STF、プラットフォームの第三者投稿に対する事前命令不要の責任を認め得る新基準を確定
最高連邦裁判所(STF)は17日、ソーシャルネットワークなどのデジタルプラットフォームが第三者の違法投稿について、重大なケースにおいては事前の司法命令なしに責任を負い得るとの判断で審理を終結させ、新たな責任基準を示しました。

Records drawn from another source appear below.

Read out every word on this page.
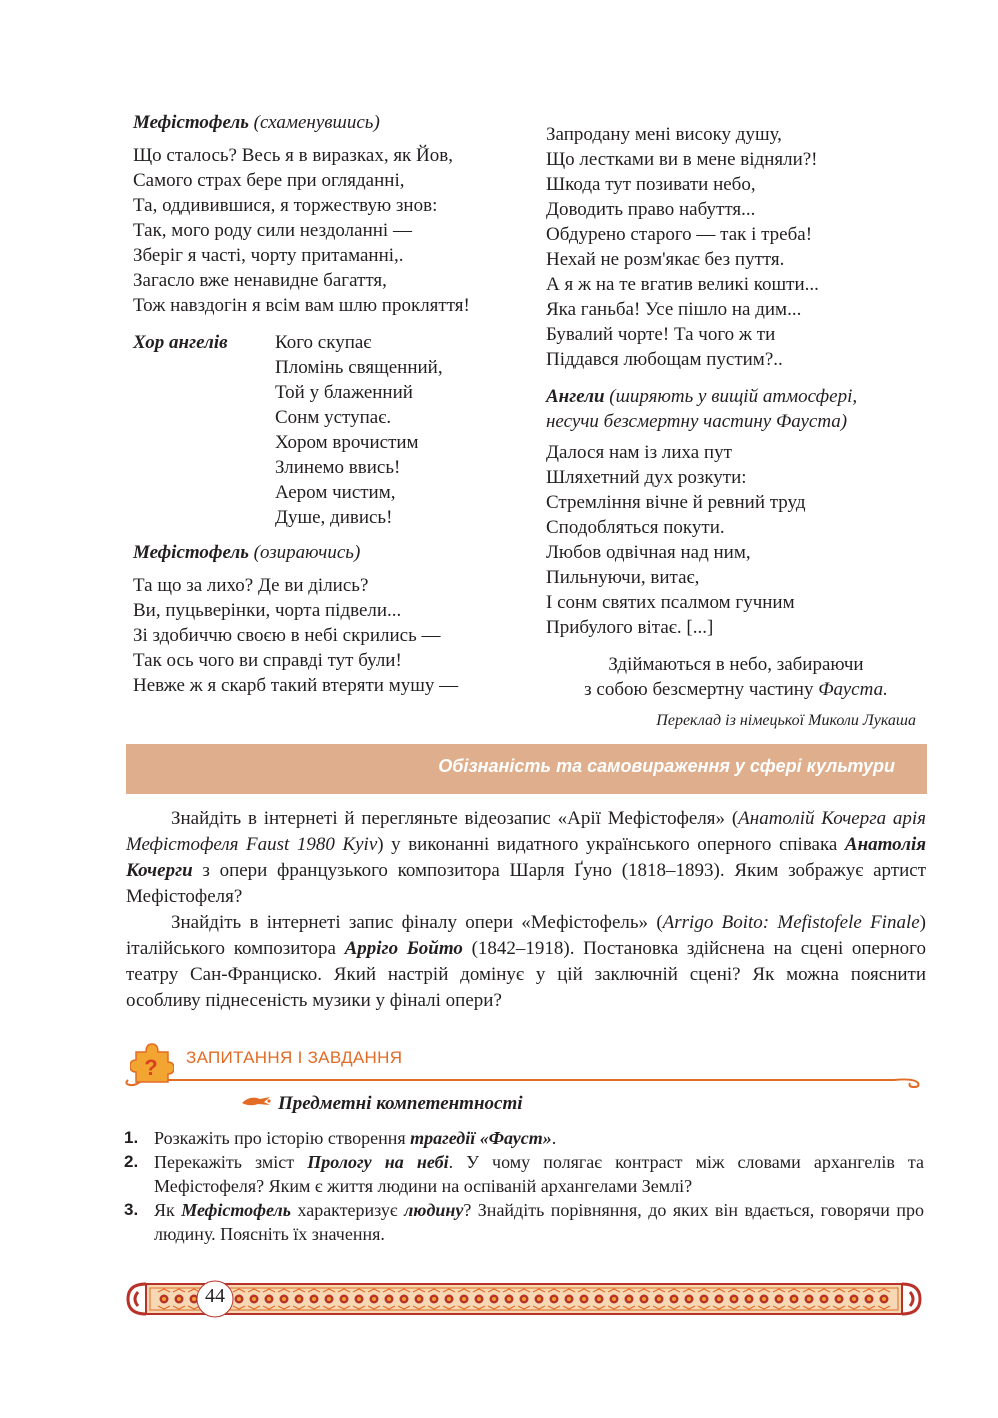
Мефістофель (схаменувшись)
Що сталось? Весь я в виразках, як Йов,
Самого страх бере при огляданні,
Та, оддивившися, я торжествую знов:
Так, мого роду сили нездоланні —
Зберіг я часті, чорту притаманні,.
Загасло вже ненавидне багаття,
Тож навздогін я всім вам шлю прокляття!
Хор ангелів	Кого скупає
Пломінь священний,
Той у блаженний
Сонм уступає.
Хором врочистим
Злинемо ввись!
Аером чистим,
Душе, дивись!
Мефістофель (озираючись)
Та що за лихо? Де ви ділись?
Ви, пуцьверінки, чорта підвели...
Зі здобиччю своєю в небі скрились —
Так ось чого ви справді тут були!
Невже ж я скарб такий втеряти мушу —
Запродану мені високу душу,
Що лестками ви в мене відняли?!
Шкода тут позивати небо,
Доводить право набуття...
Обдурено старого — так і треба!
Нехай не розм'якає без пуття.
А я ж на те вгатив великі кошти...
Яка ганьба! Усе пішло на дим...
Бувалий чорте! Та чого ж ти
Піддався любощам пустим?..
Ангели (ширяють у вищій атмосфері,
несучи безсмертну частину Фауста)
Далося нам із лиха пут
Шляхетний дух розкути:
Стремління вічне й ревний труд
Сподобляться покути.
Любов одвічная над ним,
Пильнуючи, витає,
І сонм святих псалмом гучним
Прибулого вітає. [...]
Здіймаються в небо, забираючи
з собою безсмертну частину Фауста.
Переклад із німецької Миколи Лукаша
Обізнаність та самовираження у сфері культури

Знайдіть в інтернеті й перегляньте відеозапис «Арії Мефістофеля» (Анатолій Кочерга арія Мефістофеля Faust 1980 Kyiv) у виконанні видатного українського оперного співака Анатолія Кочерги з опери французького композитора Шарля Ґуно (1818–1893). Яким зображує артист Мефістофеля?

Знайдіть в інтернеті запис фіналу опери «Мефістофель» (Arrigo Boito: Mefistofele Finale) італійського композитора Арріго Бойто (1842–1918). Постановка здійснена на сцені оперного театру Сан-Франциско. Який настрій домінує у цій заключній сцені? Як можна пояснити особливу піднесеність музики у фіналі опери?

? ЗАПИТАННЯ І ЗАВДАННЯ
Предметні компетентності
1. Розкажіть про історію створення трагедії «Фауст».
2. Перекажіть зміст Прологу на небі. У чому полягає контраст між словами архангелів та Мефістофеля? Яким є життя людини на оспіваній архангелами Землі?
3. Як Мефістофель характеризує людину? Знайдіть порівняння, до яких він вдається, говорячи про людину. Поясніть їх значення.
44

本件は昨年6月に提起され、ダイアス・トフォリ担当判事が報告した訴訟を受けて審理が続けられたもので、裁判所はインターネット憲章(Marco Civil da Internet)第19条がデジタル環境における基本的権利と民主主義を十分に保護していないとして同条を部分的に違憲と判断したことが発端となっており、こうした経緯を踏まえて最高裁が新たな解釈を示した形です。
採択された理論によれば、犯罪や不法行為の疑いがある場合には、プラットフォーム側が十分な注意義務を果たしたことを証明しない限り民事責任を負うと推定されることになり、有料広告や人工的なコンテンツ拡散の仕組みに関してはその責任の推定が及ぶとの判断が示されました。
裁判所長のエドソン・ファチン判事は、プロバイダーが第三者コンテンツに対して責任を免れる条件について詳細に述べ、プロバイダーはコンテンツを利用不能にするために注意義務を尽くし、合理的な時間内に行動したことを証明すれば責任を免れるとしたうえで、第5項として重大な違法コンテンツが大量に流通する場合にはインターネットアプリケーションのプロバイダーは即時に利用不能にしなければ民事責任を負うとの基準を明確にしました。
即時削除が司法判断を要さない重大犯罪として、裁判所は反民主的行為、テロ、ほう助(自殺の扇動)、憎悪犯罪、児童性的搾取などを列挙し、また司法によって既に違法と認定されたコンテンツと同一のものについては新たな手続きなく削除されるべきだと強調しました。
さらにSTFは、コンテンツのモデレーションに加えて企業に対し本社と法定代理人をブラジル国内に置くこと、当局に対応する権限を付与すること、対応窓口の設置や年次の透明性報告書の作成といった法的義務を課すべきだと判断し、こうした強化措置を盛り込んだ枠組みを提示しました。
ファチン判事はこの問題について国会が特別法を制定する責任があると改めて指摘し、第19条の一般規定が憲法上重要な法的利益を十分に保護していないため部分的な怠慢が生じているとしたうえで、新たな立法が成立するまでは第19条はインターネットアプリケーションのプロバイダーが民事責任の対象となり得ると解釈されるべきだとの見解を示しました。
STFは一方で、プラットフォームの責任が自動的に認められるわけではないことを保証し、企業には審理記録の公表から60日以内に新ルールへの適合措置を講じる義務を課すとしたほか、本件がembargos de declaraçãoに関するものであるため決定は最終的であり、もはや上訴は認められないとの結論を示しました。